Smoking Cessation: A Report of the Surgeon General

Authors: Jerome M. Adams, M.D., M.P.H.
Publication Year: 2020
Last Updated: 2020-07-15 11:29:32
Journal: Department of Health and Human Services
Keywords: tobacco cessation, nicotine replacement therapies (NRTs), AI/AN tobacco use, quit attempts, tobacco counseling support

Short Abstract:

Since 1990, the scientific literature has expanded greatly on the determinants and processes of smoking cessation, informing the development of interventions that promote cessation and help smokers quit.  Of all groups measured, the prevalence of past-year quit attempts and interest in quitting smoking was lowest among AI/ANs 18 or older. The prevalence of key indicators of cessation—quit attempts, advice to quit from a health professional, and access to cessation therapies—varies across populations, with lower prevalence among vulnerable subgroups like AI/ANs.  Further, of all groups measured, the prevalence of past-year quit attempts and interest in quitting smoking was lowest among AI/ANs 18 or older.

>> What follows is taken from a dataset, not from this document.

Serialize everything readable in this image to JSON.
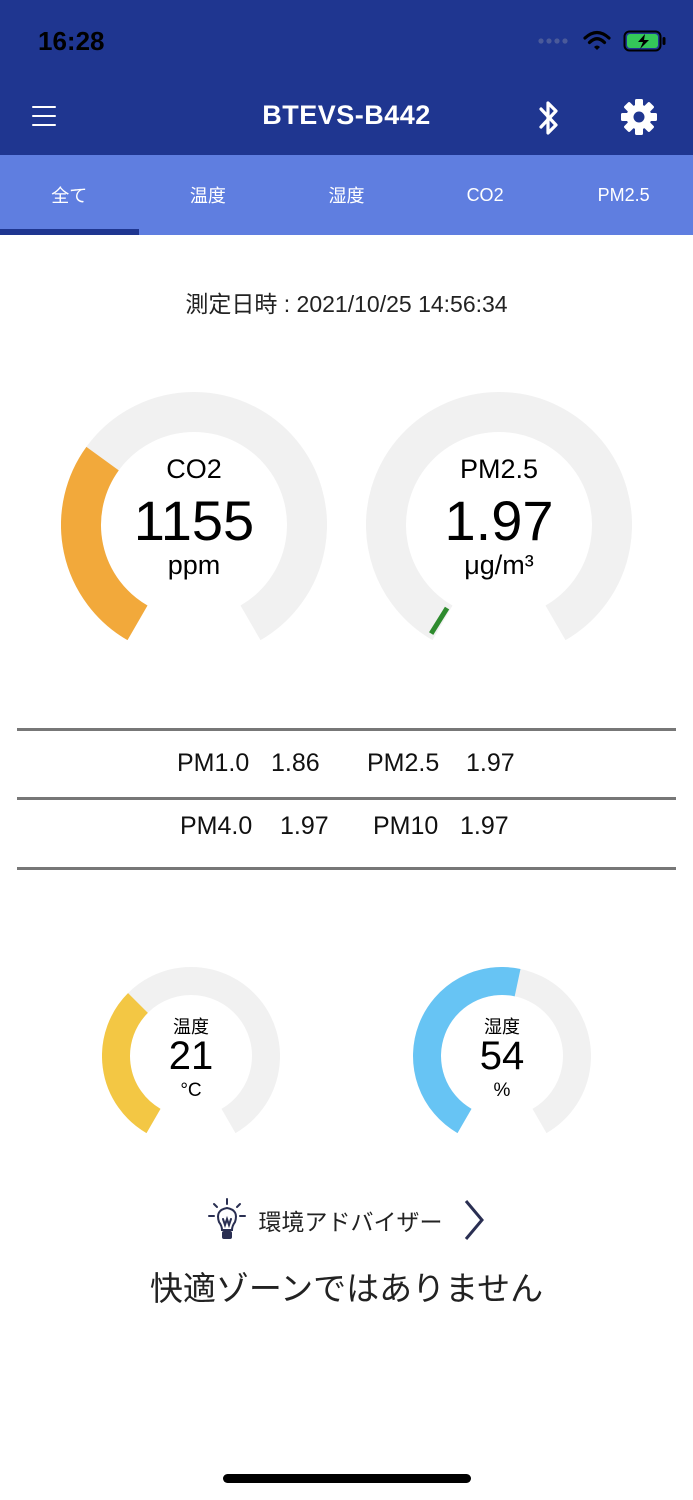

Health care providers who serve AI/AN populations may be a vital linchpin for efforts to improve tobacco cessation among AI/ANs.  

Abstract:

The purpose of this report is to update and expand the 1990 Surgeon General’s report based on new scientific evidence on smoking cessation. Since 1990, the scientific literature has expanded greatly on the determinants and processes of smoking cessation, informing the development of interventions that promote cessation and help smokers quit.

A considerable range of effective pharmacologic and behavioral smoking cessation treatment options are now available. As of October 16, 2019, the U.S. Food and Drug Administration (FDA) has approved five nicotine replacement therapies (NRTs) and two nonnicotine oral medications to help smokers quit, and the use of these treatments has expanded, including stronger integration with counseling support.  

The report documents specific challenges for American Indian and Alaska Native (AI/AN) tobacco use.  American Indian/Alaska Native women had the highest prevalence (16.7%) of pregnant women who smoked by race/ethnicity.  Further, of all groups measured, the prevalence of past-year quit attempts and interest in quitting smoking was lowest among AI/ANs 18 or older. The prevalence of key indicators of cessation—quit attempts, advice to quit from a health professional, and access to cessation therapies—varies across populations, with lower prevalence among vulnerable subgroups like AI/ANs.  Providers who serve AI/AN populations may be a vital linchpin for efforts to improve tobacco cessation among AI/ANs.